太田述正コラム#9842005.12.4

<黒人とイスラム教徒の悲劇(その1)>

1 初めに

「移民の貧困と失業には根本的原因があるのであって、米国で1960年代以降にとられてきたアファーマティブアクションを含む抜本的な差別対策が、黒人の貧困と失業の根本的原因を解消できなかったように、・・フランスでも移民の貧困と失業の根本的原因は解消できないだろう」と以前(コラム#953で)申し上げたところです。

 それがどうしてなのか、もう少しかみ砕いて説明しておきましょう。

2 米国の黒人の悲劇

 1955年に、アラバマ州モントゴメリーで、当時42歳だった黒人女性のローザ・パークスRosa Parksが、バスの白人専用席(注1)にあえて座ってつまみ出されたことに抗議して、黒人によるバス・ボイコットが始まったことがきっかけとなって、黒人差別撤廃運動が盛り上がり、翌1956年に米最高裁で、バスの座席の白人・黒人分離は違憲であるという判決が下され、1960年代には一連の公民権法案が米議会で採択されて黒人差別が法的には撤廃され、黒人を対象に様々なアファーマティブアクションもとられ、黒人の、政治を含む様々な分野への進出が果たされました。

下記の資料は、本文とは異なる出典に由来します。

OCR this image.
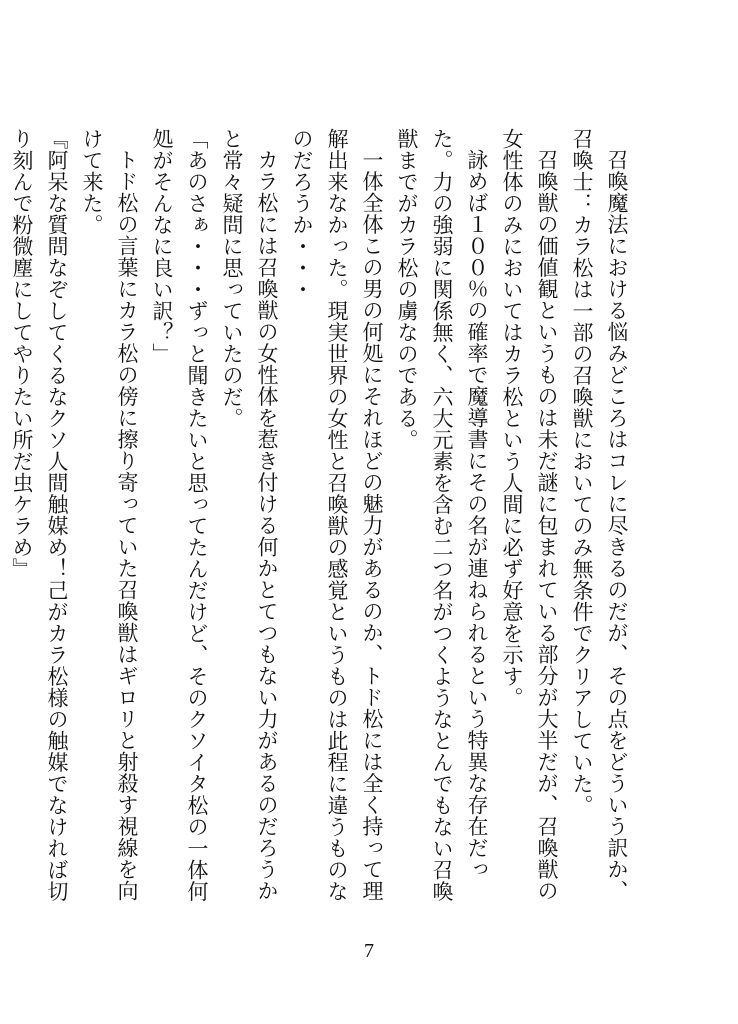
召喚魔法における悩みどころはコレに尽きるのだが、その点をどういう訳か、召喚士：カラ松は一部の召喚獣においてのみ無条件でクリアしていた。

召喚獣の価値観というものは未だ謎に包まれている部分が大半だが、召喚獣の女性体のみにおいてはカラ松という人間に必ず好意を示す。

詠めば１００％の確率で魔導書にその名が連ねられるという特異な存在だった。力の強弱に関係無く、六大元素を含む二つ名がつくようなとんでもない召喚獣までがカラ松の虜なのである。

一体全体この男の何処にそれほどの魅力があるのか、トド松には全く持って理解出来なかった。現実世界の女性と召喚獣の感覚というものは此程に違うものなのだろうか・・・

カラ松には召喚獣の女性体を惹き付ける何かとてつもない力があるのだろうかと常々疑問に思っていたのだ。

「あのさぁ・・・ずっと聞きたいと思ってたんだけど、そのクソイタ松の一体何処がそんなに良い訳？」

トド松の言葉にカラ松の傍に擦り寄っていた召喚獣はギロリと射殺す視線を向けて来た。

『阿呆な質問なぞしてくるなクソ人間触媒め！己がカラ松様の触媒でなければ切り刻んで粉微塵にしてやりたい所だ虫ケラめ』

7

過渡期の1960年代に頻発した都市黒人暴動も、今ではすっかり影を潜めています。

 (注1)南部の様々な州で、バスの座席が分けられていた他、白人の子供を連れた召使いとして以外は黒人が入れない公園があったり、黒人が入れる公園でも水道の蛇口が分けられていたり、白人専用のレストランがあって黒人は裏口からの料理の注文・テークアウトしか許されなかったり、映画館で席が分けられていたり、ありとあらゆる分離政策がとられていた。

 

こうして黒人差別撤廃に多大な貢献をしたローザ・パークスは、今年10月に永眠し、異例にもワシントンで国葬がブッシュ大統領も出席して11月に執り行われました。

しかし、パークス自身、デトロイトに移り住んでから入っていた借家の家賃は教会が代納を続け(途中から家主は彼女の家賃を免除した)、遺産は皆無であったことに象徴されているように、平均的黒人の境遇は決して改善されていません。

 米国で1959年には貧困ライン以下の黒人は半数以上であったのに白人は五分の一に過ぎなかったのに対し、現在では、貧困ライン以下の黒人は四分の一、白人は十分の一に過ぎないのですから、米国全体が豊かになった程度には黒人も豊かになったけれど、白人と黒人の豊かさの差は余り縮まっていません。 黒人の失業率が白人の二倍にのぼる、という状況も、1972年からずっと変わっていません。

 一生の間に牢屋に入れられる割合は、黒人は実に三分の一近くですが、白人は十六分の一未満であり、また、2002年には、黒人は白人よりも6倍も殺害される比率が高い、という結果が出ています。

 ですから、白人は黒人の近くには住みたがりません。こうして白人と黒人の棲み分けは依然として続いており、公立学校における白人と黒人の共学政策も、次第に元の木阿弥になりつつあります。

 更に言うと、2002年のデータでは、1年以内に乳児が死亡する割合は、黒人1.44%に対し、白人は0.57%に過ぎません。また、現在の平均寿命も、黒人は白人より、男性は6年以上、女性は5年弱短いのです(注2)。

(以上、http://www.guardian.co.uk/usa/story/0,12271,1605180,00.html11月1日アクセス)、及びhttp://news.bbc.co.uk/2/hi/americas/4482988.stm12月4日アクセス)による。)

 奴隷として米国に連れてこられたアフリカの黒人の子孫である米国の黒人は、恐らく現在のアフリカの黒人同様、平均的に見て、生来的に現代社会への適応が容易ではない、と言わざるを得ないのです。

 (注21950年の米国の人口は約1億5,000万人で、白人89.5%、黒人10%、その他(インディアン・アジア人・太平洋諸島人)0.5%だったが、2003年には人口3億人弱、うち白人80.5%、黒人12.8%、その他6.8%(中南米人は人種ではないが、13.7%)となっている。